Lamia of Athens (Greek: Λαμία; fl. 300 BC) was a celebrated musician and hetaira, and mistress of Demetrius Poliorcetes.

==Life==
Lamia was the daughter of one Cleanor. She began her career as a flute-player on the stage, for which she gained some fame, but afterwards abandoned it for life as a hetaira.

It is not known how she found herself on board of the fleet of Ptolemy I at the naval battle of Salamis in Cyprus (306 BC), but it was on that occasion that she fell into the hands of the young Demetrius Poliorcetes. Though then already past her prime, she captivated the young prince, and her sway continued unbroken for many years, notwithstanding her numerous rivals. She owed her influence, it was said, to her wit and talent, and these were celebrated by the comic writers as well as the historians of the period, and many anecdotes concerning her have been preserved by Plutarch and Athenaeus.

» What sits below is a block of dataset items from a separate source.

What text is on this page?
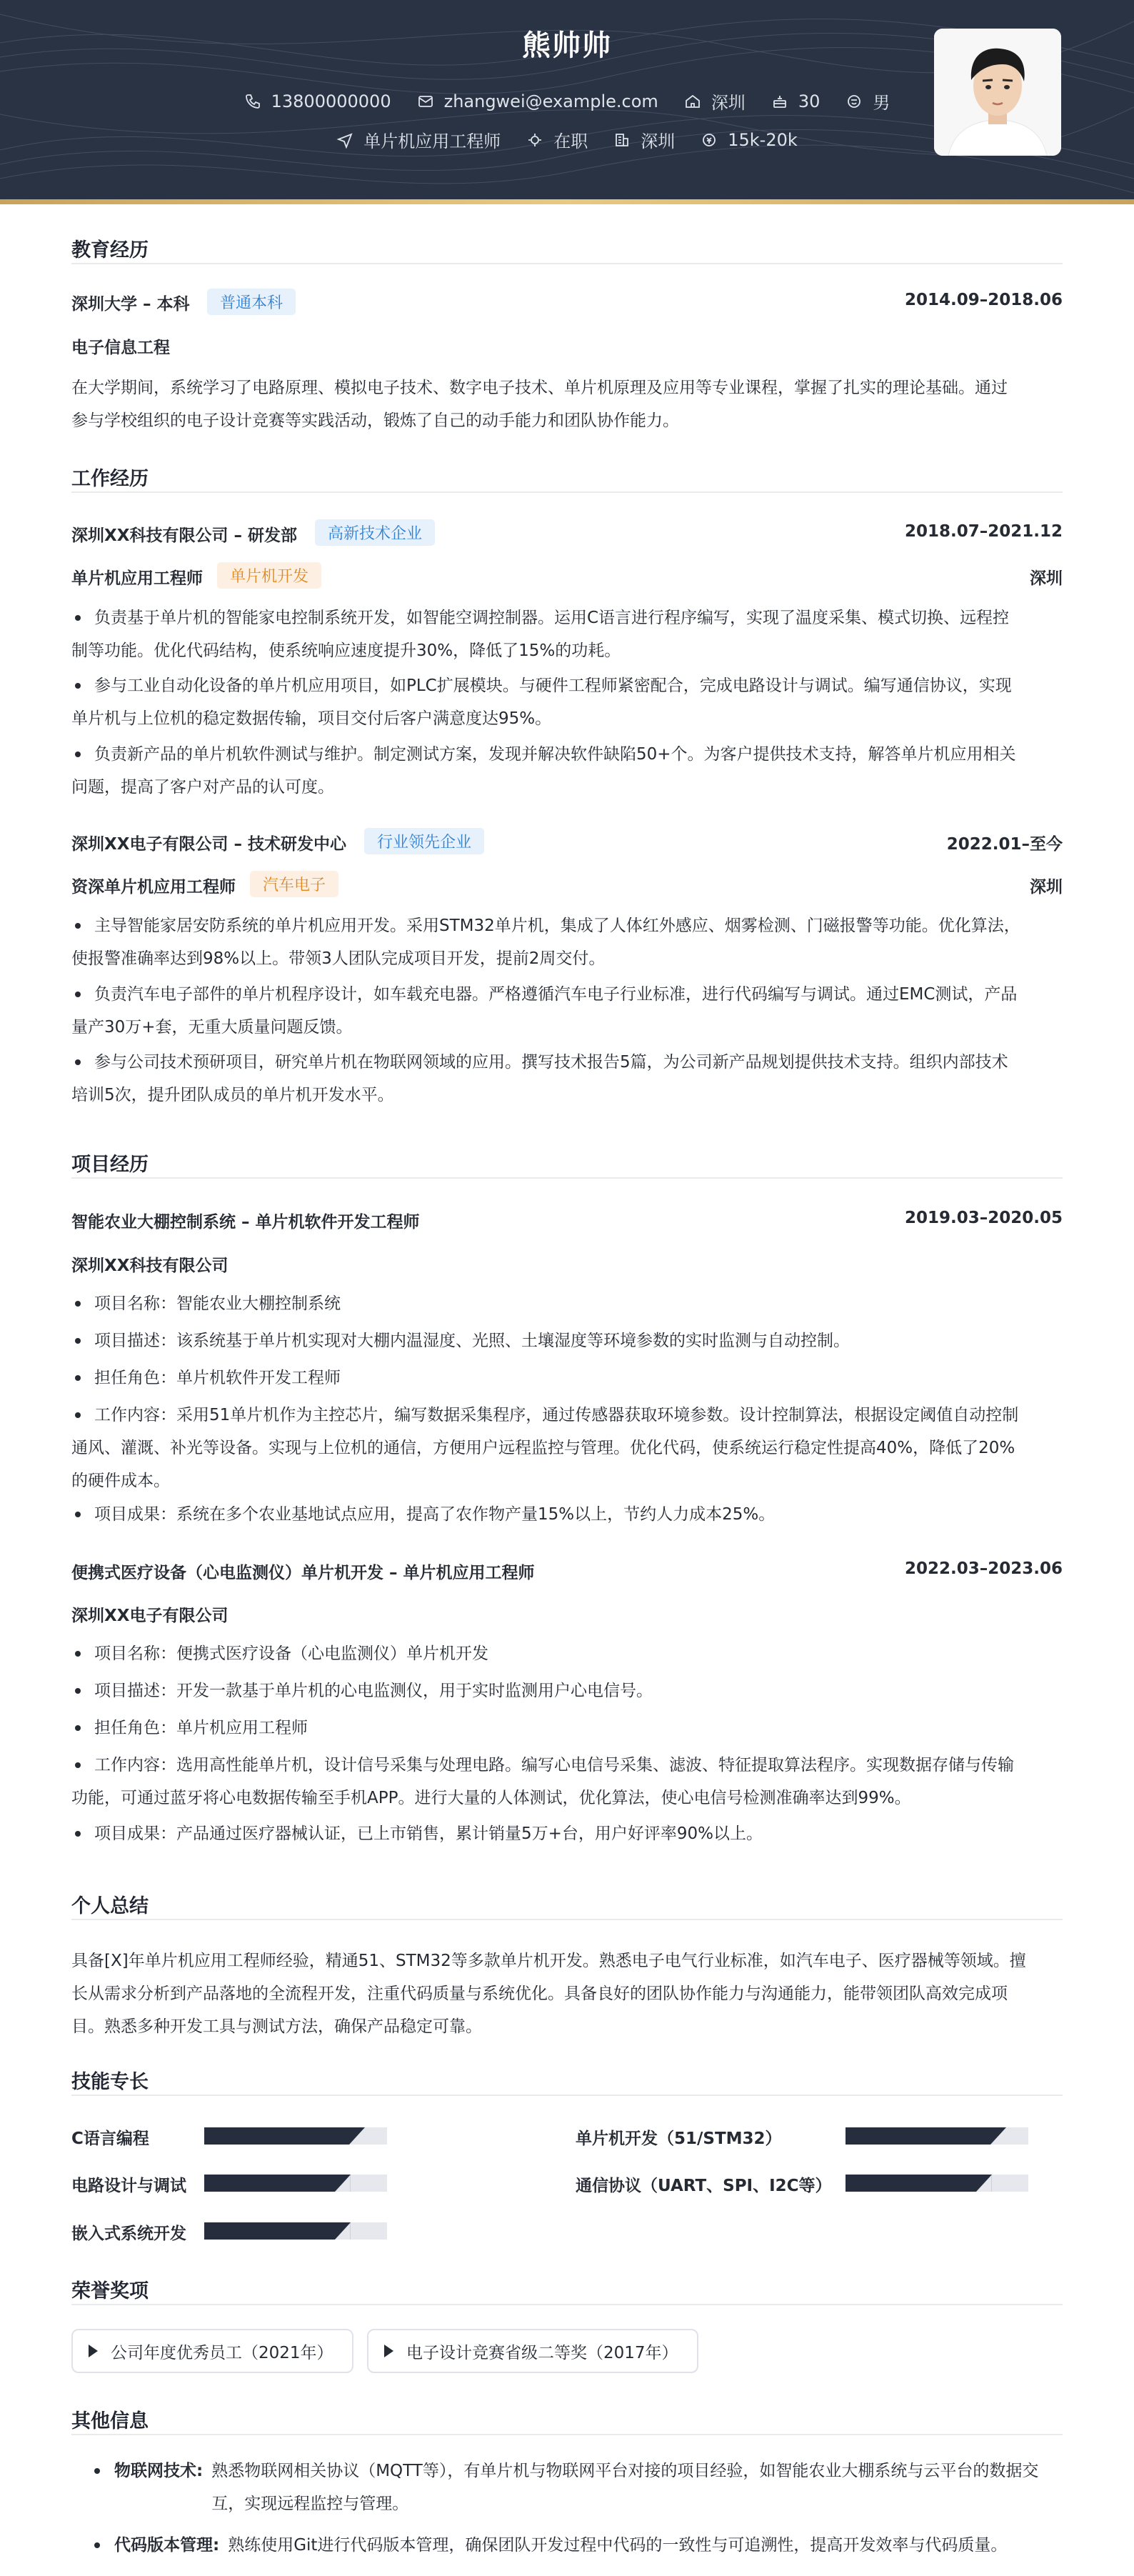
熊帅帅
13800000000	zhangwei@example.com	深圳	30	男
单片机应用工程师	在职	深圳	15k-20k
教育经历
深圳大学 – 本科	普通本科	2014.09–2018.06
电子信息工程
在大学期间，系统学习了电路原理、模拟电子技术、数字电子技术、单片机原理及应用等专业课程，掌握了扎实的理论基础。通过
参与学校组织的电子设计竞赛等实践活动，锻炼了自己的动手能力和团队协作能力。
工作经历
深圳XX科技有限公司 – 研发部	高新技术企业	2018.07–2021.12
单片机应用工程师	单片机开发	深圳
负责基于单片机的智能家电控制系统开发，如智能空调控制器。运用C语言进行程序编写，实现了温度采集、模式切换、远程控
制等功能。优化代码结构，使系统响应速度提升30%，降低了15%的功耗。
参与工业自动化设备的单片机应用项目，如PLC扩展模块。与硬件工程师紧密配合，完成电路设计与调试。编写通信协议，实现
单片机与上位机的稳定数据传输，项目交付后客户满意度达95%。
负责新产品的单片机软件测试与维护。制定测试方案，发现并解决软件缺陷50+个。为客户提供技术支持，解答单片机应用相关
问题，提高了客户对产品的认可度。
深圳XX电子有限公司 – 技术研发中心	行业领先企业	2022.01–至今
资深单片机应用工程师	汽车电子	深圳
主导智能家居安防系统的单片机应用开发。采用STM32单片机，集成了人体红外感应、烟雾检测、门磁报警等功能。优化算法，
使报警准确率达到98%以上。带领3人团队完成项目开发，提前2周交付。
负责汽车电子部件的单片机程序设计，如车载充电器。严格遵循汽车电子行业标准，进行代码编写与调试。通过EMC测试，产品
量产30万+套，无重大质量问题反馈。
参与公司技术预研项目，研究单片机在物联网领域的应用。撰写技术报告5篇，为公司新产品规划提供技术支持。组织内部技术
培训5次，提升团队成员的单片机开发水平。
项目经历
智能农业大棚控制系统 – 单片机软件开发工程师	2019.03–2020.05
深圳XX科技有限公司
项目名称：智能农业大棚控制系统
项目描述：该系统基于单片机实现对大棚内温湿度、光照、土壤湿度等环境参数的实时监测与自动控制。
担任角色：单片机软件开发工程师
工作内容：采用51单片机作为主控芯片，编写数据采集程序，通过传感器获取环境参数。设计控制算法，根据设定阈值自动控制
通风、灌溉、补光等设备。实现与上位机的通信，方便用户远程监控与管理。优化代码，使系统运行稳定性提高40%，降低了20%
的硬件成本。
项目成果：系统在多个农业基地试点应用，提高了农作物产量15%以上，节约人力成本25%。
便携式医疗设备（心电监测仪）单片机开发 – 单片机应用工程师	2022.03–2023.06
深圳XX电子有限公司
项目名称：便携式医疗设备（心电监测仪）单片机开发
项目描述：开发一款基于单片机的心电监测仪，用于实时监测用户心电信号。
担任角色：单片机应用工程师
工作内容：选用高性能单片机，设计信号采集与处理电路。编写心电信号采集、滤波、特征提取算法程序。实现数据存储与传输
功能，可通过蓝牙将心电数据传输至手机APP。进行大量的人体测试，优化算法，使心电信号检测准确率达到99%。
项目成果：产品通过医疗器械认证，已上市销售，累计销量5万+台，用户好评率90%以上。
个人总结
具备[X]年单片机应用工程师经验，精通51、STM32等多款单片机开发。熟悉电子电气行业标准，如汽车电子、医疗器械等领域。擅
长从需求分析到产品落地的全流程开发，注重代码质量与系统优化。具备良好的团队协作能力与沟通能力，能带领团队高效完成项
目。熟悉多种开发工具与测试方法，确保产品稳定可靠。
技能专长
C语言编程	单片机开发（51/STM32）
电路设计与调试	通信协议（UART、SPI、I2C等）
嵌入式系统开发
荣誉奖项
公司年度优秀员工（2021年）	电子设计竞赛省级二等奖（2017年）
其他信息
物联网技术: 熟悉物联网相关协议（MQTT等），有单片机与物联网平台对接的项目经验，如智能农业大棚系统与云平台的数据交
互，实现远程监控与管理。
代码版本管理: 熟练使用Git进行代码版本管理，确保团队开发过程中代码的一致性与可追溯性，提高开发效率与代码质量。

The excess and magnificence of the banquets which she gave to Demetrius are much discussed. However, she is recorded to have used the treasures which were lavished upon her by building a splendid portico for the citizens of Sicyon, probably at the time when Sicyon was largely rebuilt by Demetrius. The Athenians, in order to please Demetrius, consecrated a temple in honour of Lamia, under the title of Aphrodite, and their example was followed by the Thebans. According to Athenaeus, she had a daughter by Demetrius, who received the name of Phila.

Diogenes Laertius (v. 76) mentions that Demetrius of Phalerum also cohabited with a woman named Lamia, whom he calls an Athenian of noble birth. That Lamia is presumably a different person, if the story is not an error.